The French Quarter also offers many outstanding restaurants and bars in addition to the ones covered in this article. One I feel compelled to recommend, though it didn’t fit under the ‘umbrella’ of the Lafitte story, is Pat O’Brien’s at 718 St. Peter, New Orleans, LA 70116. Its Courtyard Restaurant with flaming fountain is connected to the bar where the hurricane cocktail was invented.
Of course there’s more – too much for me to cover in one post. The area beckons you to explore on foot to discover its many hidden treasures. Countless additional attractions, both historic and modern, await you around every corner. We would love to hear from you about your favorite culinary and entertainment experiences in the French Quarter!

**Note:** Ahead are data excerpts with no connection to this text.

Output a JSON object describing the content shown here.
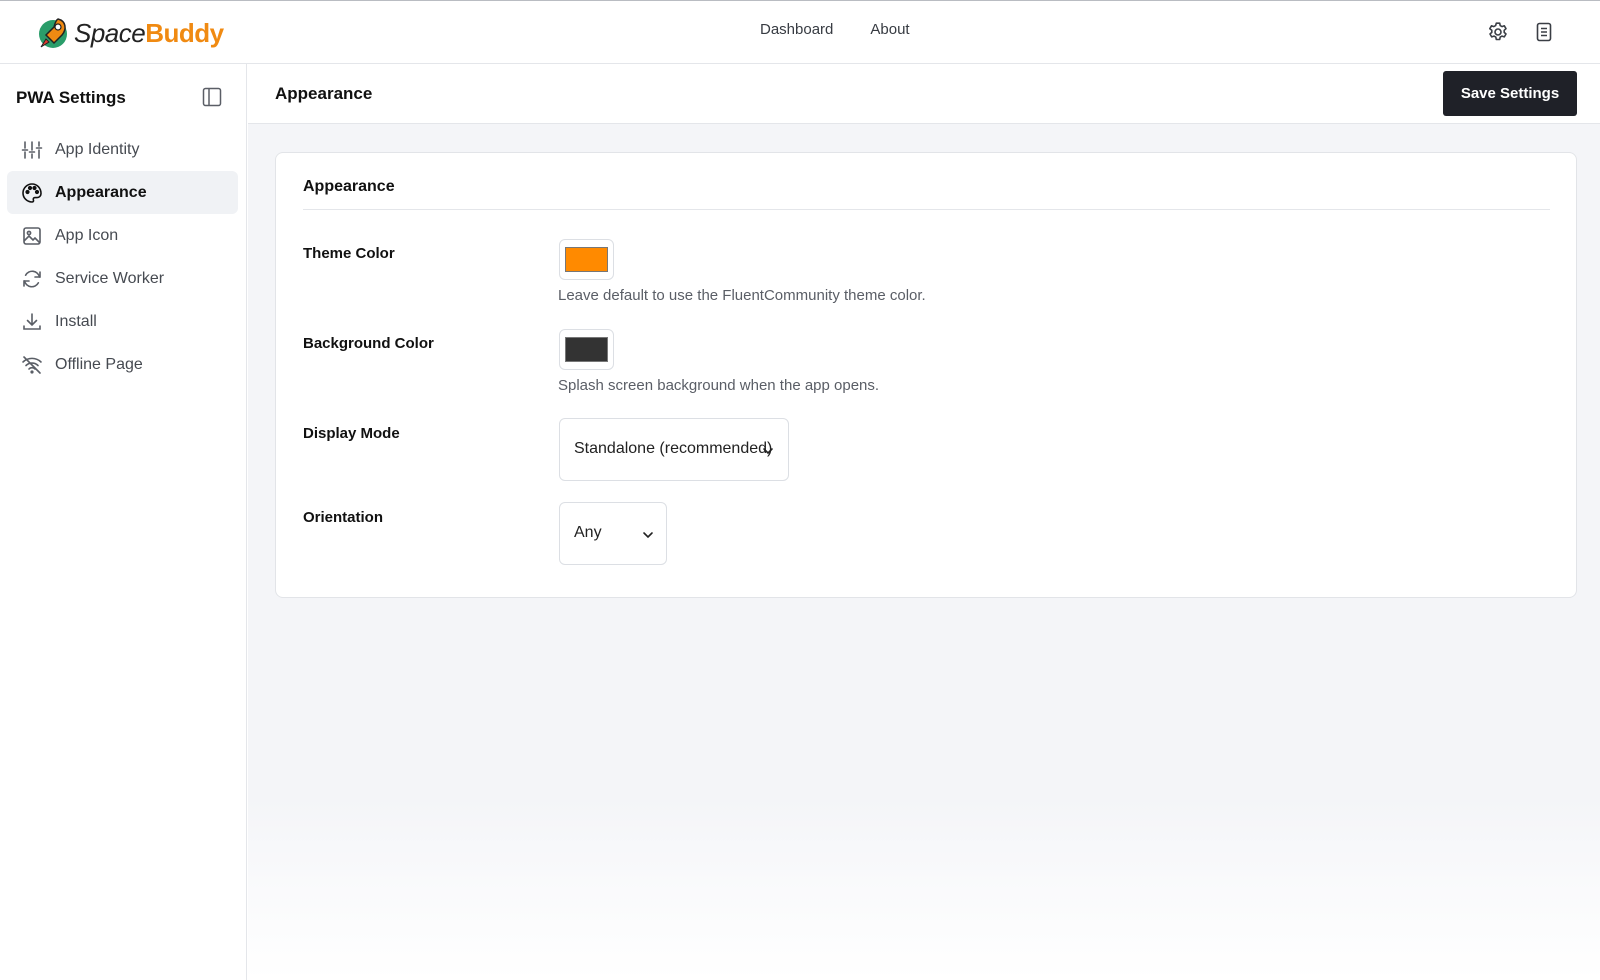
{
  "brand": {
    "name_part1": "Space",
    "name_part2": "Buddy",
    "accent": "#f08a12"
  },
  "topnav": {
    "items": [
      {
        "label": "Dashboard"
      },
      {
        "label": "About"
      }
    ]
  },
  "top_icons": [
    "gear-icon",
    "document-icon"
  ],
  "sidebar": {
    "title": "PWA Settings",
    "toggle_icon": "panel-toggle-icon",
    "items": [
      {
        "label": "App Identity",
        "icon": "sliders-icon",
        "active": false
      },
      {
        "label": "Appearance",
        "icon": "palette-icon",
        "active": true
      },
      {
        "label": "App Icon",
        "icon": "image-icon",
        "active": false
      },
      {
        "label": "Service Worker",
        "icon": "refresh-icon",
        "active": false
      },
      {
        "label": "Install",
        "icon": "download-icon",
        "active": false
      },
      {
        "label": "Offline Page",
        "icon": "wifi-off-icon",
        "active": false
      }
    ]
  },
  "header": {
    "title": "Appearance",
    "save_label": "Save Settings"
  },
  "card": {
    "title": "Appearance",
    "theme_color": {
      "label": "Theme Color",
      "value": "#ff8a00",
      "help": "Leave default to use the FluentCommunity theme color."
    },
    "background_color": {
      "label": "Background Color",
      "value": "#333333",
      "help": "Splash screen background when the app opens."
    },
    "display_mode": {
      "label": "Display Mode",
      "selected": "Standalone (recommended)"
    },
    "orientation": {
      "label": "Orientation",
      "selected": "Any"
    }
  }
}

A warm climate dominates New Orleans, with average temperatures ranging from a low of 47°F (8.33°C) in January to a high of 92°F (33.33°C) in July and August, although it can get hotter or colder. Summers can feel oppressively hot, with humidity hovering near 100%. Average rainfall is also highest during the summer months, June – September. Hurricane season lasts from June 1st to November 30th, and New Orleans experiences its fair share, so keep an eye on weather forecasts when planning your trip.
While the French Quarter is considered generally safe (not totally safe), several surrounding areas have higher violent crime rates. When walking, especially at night, it is best not to stray from the French Quarter. And when indulging in adult beverages, make sure you are still able to keep track of your personal belongings.